Some people prefer unique styles of exercise, like yoga, or swimming. Many people enjoy individual athletics like martial arts or kick boxing. Still others like team sports like basketball or volleyball.

There are those who like skill games like golf. There are others who like extreme sports like skydiving. And others consider fairly passive games like billiards or bowling to be athletic pursuits.

Some exercise by playing yard games. Others, hike long distance trails.

Some consider table tennis a work out, while others play tennis on a court for hours.

Regardless of what one chooses in order to work their muscles, most can agree that exercise involves motion.

For many people, the gym is a great way to put your body in motion. At the gym, one witnesses various forms of exercise, from the above mentioned running and weight lifting, to calisthenics, racquetball or even basketball.

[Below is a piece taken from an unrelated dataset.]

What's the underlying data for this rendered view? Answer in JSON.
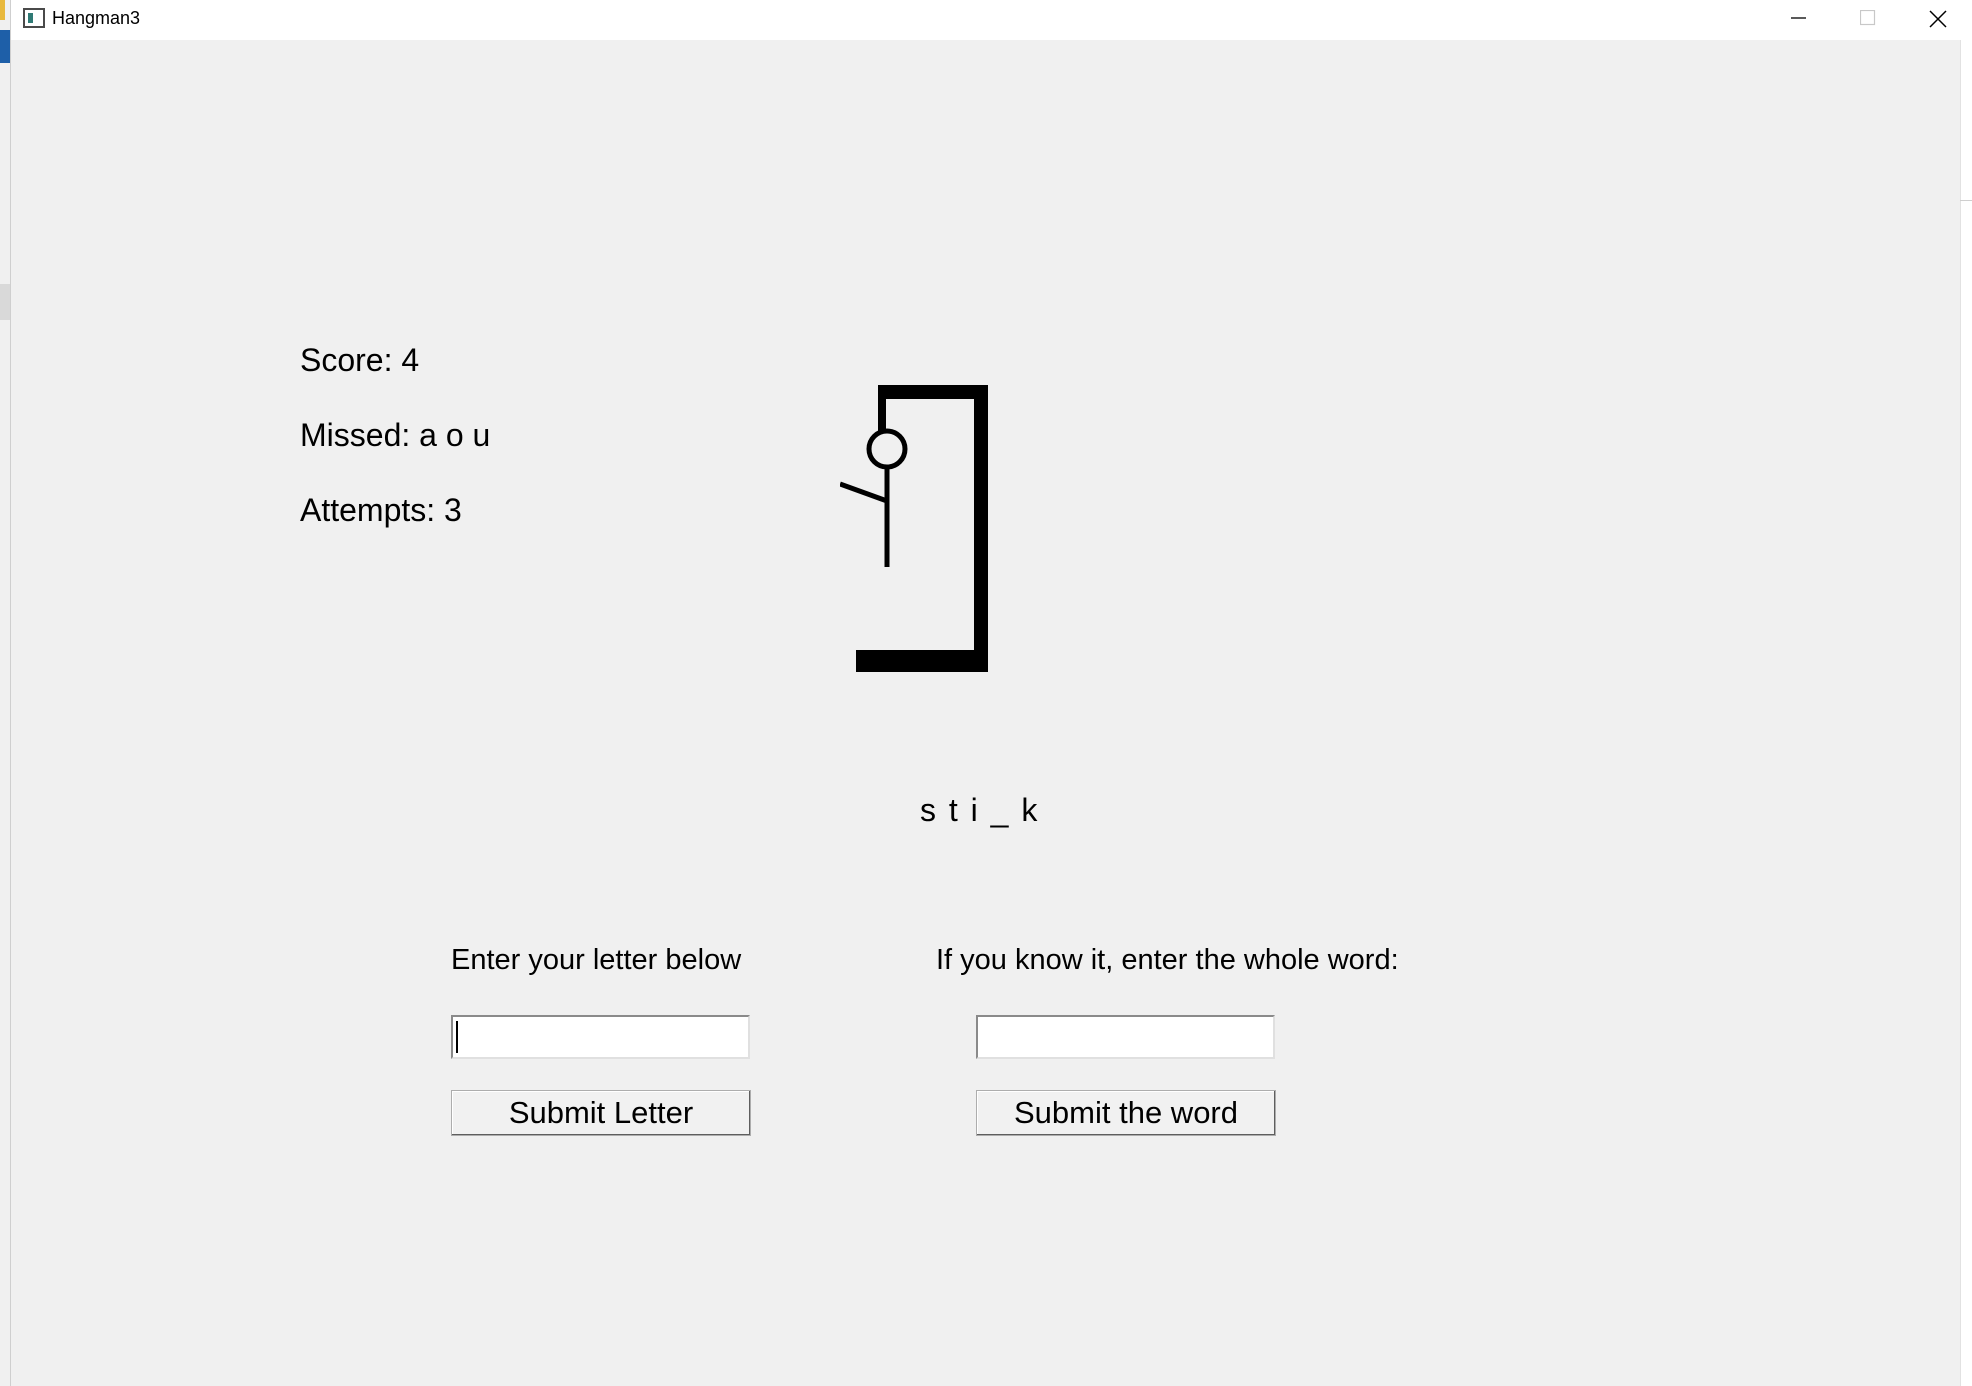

Simply look around, and you can appreciate like minded, driven individuals doing their preferred method of taking care of themselves. And, since the observer is there to see the others, presumably they are also enjoying an activity.

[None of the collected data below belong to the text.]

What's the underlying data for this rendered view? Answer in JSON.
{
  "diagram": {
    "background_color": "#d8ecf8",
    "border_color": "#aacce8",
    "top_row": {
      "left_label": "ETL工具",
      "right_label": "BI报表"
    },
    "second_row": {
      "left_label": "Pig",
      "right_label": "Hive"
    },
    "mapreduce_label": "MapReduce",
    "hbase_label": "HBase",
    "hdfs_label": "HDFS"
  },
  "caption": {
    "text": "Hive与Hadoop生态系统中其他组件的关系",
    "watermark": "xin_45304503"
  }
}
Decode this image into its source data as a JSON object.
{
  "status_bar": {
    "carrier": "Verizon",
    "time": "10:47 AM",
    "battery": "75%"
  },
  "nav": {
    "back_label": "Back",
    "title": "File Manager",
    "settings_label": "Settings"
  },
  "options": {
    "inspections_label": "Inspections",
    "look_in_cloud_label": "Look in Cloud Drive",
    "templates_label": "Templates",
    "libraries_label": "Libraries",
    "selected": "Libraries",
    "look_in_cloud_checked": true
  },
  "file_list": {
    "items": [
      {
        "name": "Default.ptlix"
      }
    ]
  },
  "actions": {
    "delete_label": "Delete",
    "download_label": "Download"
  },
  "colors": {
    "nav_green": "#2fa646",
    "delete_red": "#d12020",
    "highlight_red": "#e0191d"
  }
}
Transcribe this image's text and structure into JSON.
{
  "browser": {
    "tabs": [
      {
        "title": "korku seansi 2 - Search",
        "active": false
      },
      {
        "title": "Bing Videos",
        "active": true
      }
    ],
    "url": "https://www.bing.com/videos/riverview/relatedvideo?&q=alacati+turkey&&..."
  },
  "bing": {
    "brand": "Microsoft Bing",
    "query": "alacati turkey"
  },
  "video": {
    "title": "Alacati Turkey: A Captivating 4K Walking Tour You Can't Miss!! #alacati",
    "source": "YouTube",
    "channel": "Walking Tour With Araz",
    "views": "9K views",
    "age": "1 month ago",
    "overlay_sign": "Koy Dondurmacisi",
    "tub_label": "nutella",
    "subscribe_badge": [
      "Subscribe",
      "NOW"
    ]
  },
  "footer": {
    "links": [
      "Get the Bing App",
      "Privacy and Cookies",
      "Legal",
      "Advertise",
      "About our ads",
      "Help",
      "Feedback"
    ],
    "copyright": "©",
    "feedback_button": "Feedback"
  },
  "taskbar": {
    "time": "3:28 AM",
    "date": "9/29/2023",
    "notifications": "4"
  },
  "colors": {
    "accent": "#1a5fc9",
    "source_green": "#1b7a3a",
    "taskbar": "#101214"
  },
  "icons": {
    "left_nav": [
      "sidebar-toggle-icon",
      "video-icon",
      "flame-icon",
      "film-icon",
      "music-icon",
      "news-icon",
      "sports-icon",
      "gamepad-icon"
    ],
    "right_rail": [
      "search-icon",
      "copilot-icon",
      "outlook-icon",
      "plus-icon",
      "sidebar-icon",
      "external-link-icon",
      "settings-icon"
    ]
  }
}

What is truly interesting, is when you see someone choosing an athletic activity that makes you question its purpose.

The idea behind exercise, besides moving, is of course to progress or improve one’s physical prowess. The alternative is simply physical maintenance.

The truly bizarre observation, is one that makes the viewer think, “How can that be of any benefit at all?”

Sure any gym goer can relate. The inexperienced weight lifter who does whole body jerky tricep press-downs. The older gentleman laying on his. doing bizarre pelvic raise gyrations with a barbell on his stomach. Maybe it’s the lady on the stairmaster kicking each leg back like a donkey after every other step.

These can be chalked up to oddities, but at least passable as exercise.

It takes something truly special to be an athletic head scratcher.

Recenlty, I have witnessed an exercise that, if I only saw it once, I could have passed on as a funny curiosity. When witnessed more than that, I must come to conclusion that the act is habit.

I don’t claim to be an expert in kinesiology, a weight training expert, nor an athletic trainer. But I’m pretty sure I know a detrimental workout when I see one.

The six foot three, two hundred fifty pound, bushy bearded individual has, multiple times, stepped on a treadmill near me as I ran.  He rested a two and a half pound kettle bell in the cup holder, place a small, ratty bag on the opposite cup holder, then activates the treadmill. The device grinds up to a two mile per hour blistering pace, and the man grabs the weight, holding it in one hand at his side. Then, as he lazily strolls, he retrieves a blue wrappered treat from the bag and liberates the Rice Krispie treat from within. He continues his stroll, kettle bell in one hand, Rice Krispie treat in the other going back to his mouth one bite at a time. After about eight solid minutes, the routine is complete.

I’m fairly confident there’s no overall improvement made through this ritual, but who knows, I could be completely off!

Maybe this is the next great trend in athletic pursuits, or diet fad, something else altogether.

Maybe it’s training for the kettle bell Rice Krispie quarter mile?

Or maybe it’s just something absolutely ridiculous that I will never understand.